Unofficially known as the “Municipal Crusader,” Mr. Gleason was instrumental in successful efforts to save Fenway Park, and to block the proposed redevelopment of Two Financial Center, which included plans for a 205-foot spire. He also encouraged citizens to take part in urban renewal as a director and president of United South End Settlements.

Mr. Gleason’s countless other achievements included founding and organizing the Lawyer’s Alliance for World Security, which advocated for the containment of  nuclear weapons via international law, and serving on the State Ethics Commission and the city’s Parks and Recreation Commission.

“Herb will be remembered as a reformer,” said Tom Kershaw, owner of the Hampshire House Corporation. “All throughout his life, he was committed to doing things a little differently than they had been done before, and in most cases, this improved the situation.”

Mr. Gleason was called the “fourth founder” of Salzburg Global Seminar – a non-profit that sponsors conferences on a wide range of topics, including healthcare and education, culture and economics, geopolitics and philanthropy. He came to the organization in 1949 as one of six Harvard students selected in a university-wide competition to administer the third season of Salzburg Seminar in American Studies summer program. Besides providing legal counsel to Salzburg, he served as its acting president, as well as treasurer and secretary of its board of directors. Mr. Gleason was awarded the Salzburg Cup for his distinguished service to the organization in 1994, and was named co-chair of the Salzburg Global Fellowship in 2011. Last June, the organization unveiled a statue of Mr. Gleason during its annual Board Weekend.

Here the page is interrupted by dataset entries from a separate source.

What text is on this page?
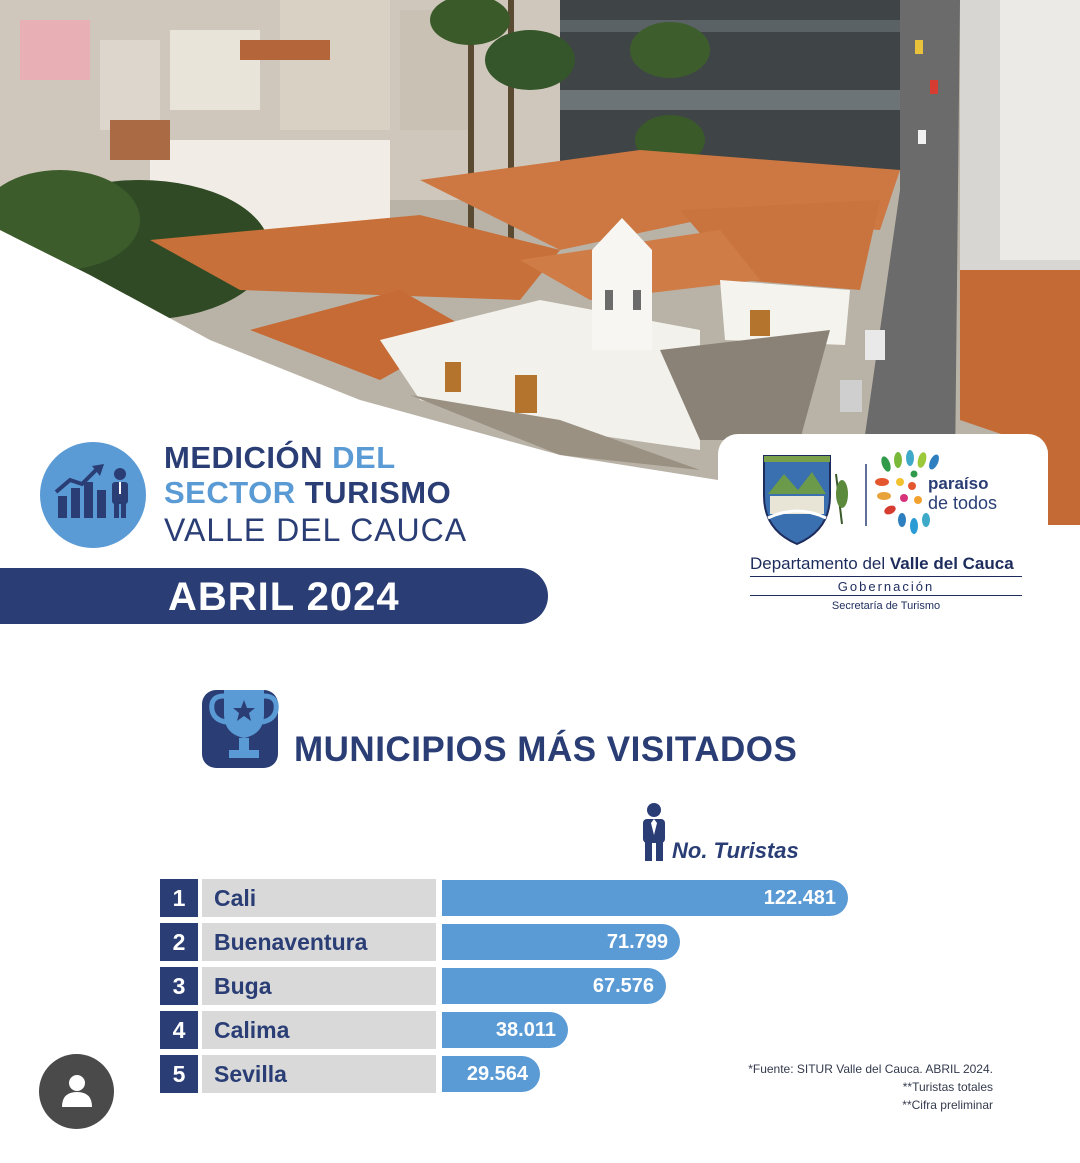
MEDICIÓN DEL
SECTOR TURISMO
VALLE DEL CAUCA
ABRIL 2024
paraíso
de todos
Departamento del Valle del Cauca
Gobernación
Secretaría de Turismo
MUNICIPIOS MÁS VISITADOS
No. Turistas
1	Cali	122.481
2	Buenaventura	71.799
3	Buga	67.576
4	Calima	38.011
5	Sevilla	29.564	*Fuente: SITUR Valle del Cauca. ABRIL 2024.
**Turistas totales
**Cifra preliminar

“Herb Gleason has been the heart and soul of the Seminar from our earliest years to the present,” wrote Heather Sturt Haaga, chair of the organization’s board of directors, in a tribute to Mr. Gleason posted on the Salzburg Web site. “He has always been a believer in our mission, which is to provide a nexus for conversation between young, emerging leaders and experienced, elder statesmen in every field possible.”

A longtime parishioner of the Arlington Street Church, Mr. Gleason served for many years as its pro bono counsel and moderator. The church, in turn, dedicated a pulpit to Mr. Gleason on his 80th birthday and held a memorial service for him on Jan. 11, which drew around 800 guests.

“Herb was extraordinary gentleman,” said the Rev. Kim Crawford Harvie, the church’s senior minister. “He as interested in everything and everyone, and worked every day to make the world a better and more just place. He never ceased to amaze me.”

Mr. Gleason also served as a director at Beacon Hill Seminars and taught classes on a wide range of topics, including Boston architecture and the most recent mayor’s race.

“He saw both the fragility of civil society, and how to preserve it,” Mr. Gleason’s son David wrote in a eulogy for his late father. “He endlessly sought to quell certain threats to civility: power mongering, greed, brute force, corruption and, especially, apathy.”

Besides David, his wife Sonia and their children Christopher and Matteo of Jamaica Plain, Mr. Gleason is survived by a daughter, Alice Gleason, and her husband, Stephen Lane, of New York City and a sister, Eleanor Bleakie, of Scituate.

Mr. Gleason was pre-deceased by his wife of 55 years, Nancy Aub Gleason, who died on June 5 of last year at age 79.